Our product focuses on the detection of plastic bottles, since this makes up for the most harmful litter and takes a long time to decompose, about 400 to 500 years.

Shared Folders

Technologies

We made use of object detection, web application and data science for the realization.

The web application was built with React/NextJS.
NextJS lets you build server-side rendering and static web applications using React. We used TypeScript, as this makes it easy to find type-conflicts and makes building the project more secure as it checks for types.

We made use of a PostgreSQL database for storing the detection data, along with Prisma, which is an ORM that uses custom Schema Definition Language (SDL), that automatically writes migrations and generates type-safe code in TypeScript.

For the object detection model we wrote a script in Python that uses the pre-trained YOLOv5 model from ultralytics. The YOLO algorithm employs convolutional neural networks (CNN) to detect objects in real-time.

YOLOv5 is trained on the COCO dataset containing roughly 330,000 images with 80 different labels.
To run the model, we used PyTorch which is an open source machine learning framework to run the object detection on the model.

Software

For our software system, we made the following C4-container-diagram, describing what technologies we use and how each container within the system interacts.

Description Container diagram
Our sensor runs our custom object detection model for detecting plastic bottles, using a base version of the pre-trained model Yolov5.

The data collected by the model will be sent to the API.

API We figured that Next.js would be a great fit, since a Monolithic application is all we need.
We want to work on a per-municipality basis, so each municipality has their own API/data.
This also makes deployment much simpler since Next.js acts as a backend that serves the React SPA to the user, which allows for a single deployment workflow.

For our database, we use PostgreSQL with an ORM called Prisma to query our data using our node backend (Next.js).

Prisma includes a cloud based DBMS, which makes it easy to interact with the data in the browser.

Within our single-page-application, we use a JavaScript library called Leaflet (in our case, React Leaflet).

Leaflet allows us to use features like showing grouped markers with litter data on a geographical map.

Hardware

For the sensor, we made the following hardware decisions: On the Jetson Xavier, which is a computer specialised for running AI models, we run our Python script which contains the object detection model.
When we detect a plastic bottle, we send the data along with the location from the GPS module to our API for displaying the data on our visual heatmap.

image

We wrote a dockerfile to push and run the object detection script on the Jetson Xavier, to detect the clear plastic bottles with the on-mounted camera.

A problem we came across when running the object detection model on the Jetson, is to make use of the CUDA (GPU), instead of the CPU when detecting objects.
You will have to flash your Jetson with a JetPack SDK corresponding with the CUDA version you want to use.
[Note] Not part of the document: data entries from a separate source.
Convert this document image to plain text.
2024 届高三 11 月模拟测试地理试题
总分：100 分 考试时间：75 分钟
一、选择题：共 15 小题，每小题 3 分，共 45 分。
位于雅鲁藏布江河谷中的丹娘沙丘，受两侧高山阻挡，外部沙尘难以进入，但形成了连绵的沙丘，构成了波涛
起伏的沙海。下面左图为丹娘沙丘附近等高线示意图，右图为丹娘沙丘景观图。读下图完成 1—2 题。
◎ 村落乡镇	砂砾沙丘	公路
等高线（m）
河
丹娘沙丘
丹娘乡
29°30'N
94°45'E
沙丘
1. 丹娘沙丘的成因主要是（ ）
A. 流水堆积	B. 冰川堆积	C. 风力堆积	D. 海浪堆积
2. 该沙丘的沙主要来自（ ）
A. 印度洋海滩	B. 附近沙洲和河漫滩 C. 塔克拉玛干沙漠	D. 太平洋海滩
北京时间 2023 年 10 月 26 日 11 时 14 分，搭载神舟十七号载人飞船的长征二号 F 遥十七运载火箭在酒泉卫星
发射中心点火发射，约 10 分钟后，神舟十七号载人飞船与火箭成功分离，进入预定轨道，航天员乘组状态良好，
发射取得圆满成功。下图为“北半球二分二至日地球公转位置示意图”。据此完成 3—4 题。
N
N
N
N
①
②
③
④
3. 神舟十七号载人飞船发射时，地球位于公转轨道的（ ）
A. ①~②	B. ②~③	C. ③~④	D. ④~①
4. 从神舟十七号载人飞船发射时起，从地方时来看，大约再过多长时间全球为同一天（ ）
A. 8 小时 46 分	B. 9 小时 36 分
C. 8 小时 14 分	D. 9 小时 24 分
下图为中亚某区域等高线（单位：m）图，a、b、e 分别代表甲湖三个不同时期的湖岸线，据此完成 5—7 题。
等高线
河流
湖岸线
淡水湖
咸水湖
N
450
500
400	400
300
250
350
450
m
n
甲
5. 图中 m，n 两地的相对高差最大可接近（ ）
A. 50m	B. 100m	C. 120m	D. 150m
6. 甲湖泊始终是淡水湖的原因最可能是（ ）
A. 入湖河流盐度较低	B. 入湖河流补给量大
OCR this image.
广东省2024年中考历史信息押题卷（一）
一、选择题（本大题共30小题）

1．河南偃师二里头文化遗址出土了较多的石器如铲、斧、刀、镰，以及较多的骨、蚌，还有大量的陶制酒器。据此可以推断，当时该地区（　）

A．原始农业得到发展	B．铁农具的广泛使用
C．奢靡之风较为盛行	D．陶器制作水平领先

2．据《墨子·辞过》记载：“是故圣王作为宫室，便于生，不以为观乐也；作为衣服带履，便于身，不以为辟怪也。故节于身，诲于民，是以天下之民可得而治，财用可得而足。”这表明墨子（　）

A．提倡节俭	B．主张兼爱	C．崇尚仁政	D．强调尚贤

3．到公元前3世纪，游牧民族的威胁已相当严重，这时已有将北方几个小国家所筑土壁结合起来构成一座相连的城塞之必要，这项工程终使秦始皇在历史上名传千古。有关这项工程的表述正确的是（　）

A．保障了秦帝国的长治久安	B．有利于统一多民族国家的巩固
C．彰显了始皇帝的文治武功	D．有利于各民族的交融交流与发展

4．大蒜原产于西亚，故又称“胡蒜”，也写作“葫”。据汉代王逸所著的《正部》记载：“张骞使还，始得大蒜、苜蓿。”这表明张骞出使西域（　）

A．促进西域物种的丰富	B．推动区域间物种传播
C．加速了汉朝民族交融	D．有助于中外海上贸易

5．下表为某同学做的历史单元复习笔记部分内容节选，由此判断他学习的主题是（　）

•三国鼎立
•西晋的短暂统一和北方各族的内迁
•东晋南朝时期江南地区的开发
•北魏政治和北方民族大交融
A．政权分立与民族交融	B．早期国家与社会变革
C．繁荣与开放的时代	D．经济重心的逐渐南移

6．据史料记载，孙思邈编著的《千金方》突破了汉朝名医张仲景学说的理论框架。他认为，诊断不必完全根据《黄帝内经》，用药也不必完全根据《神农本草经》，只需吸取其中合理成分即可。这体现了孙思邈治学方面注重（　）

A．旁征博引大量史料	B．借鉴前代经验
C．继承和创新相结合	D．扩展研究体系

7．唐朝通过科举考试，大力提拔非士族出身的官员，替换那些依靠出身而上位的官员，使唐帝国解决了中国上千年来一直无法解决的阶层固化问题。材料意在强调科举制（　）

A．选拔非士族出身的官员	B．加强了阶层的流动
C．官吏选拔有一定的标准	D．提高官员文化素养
If you want to run CUDA on the Jetson, you could make use of the l4t-pytorch images, containing Pytorch and torchvision pre-installed in a 3.6 Python environment. You will also have to make sure to maintain the correct python library/module versions as some libraries won't work in particular python versions.

References

  1. TACO: Open image dataset of waste in the wild. It contains photos of litter taken under diverse environments, from tropical beaches to London streets
  2. PlastOPol: PlastOPol is a one-class labeled dataset, where all the data corresponds to the “litter” class as its super-category.

License

See the LICENSE file for license rights and limitations (MIT).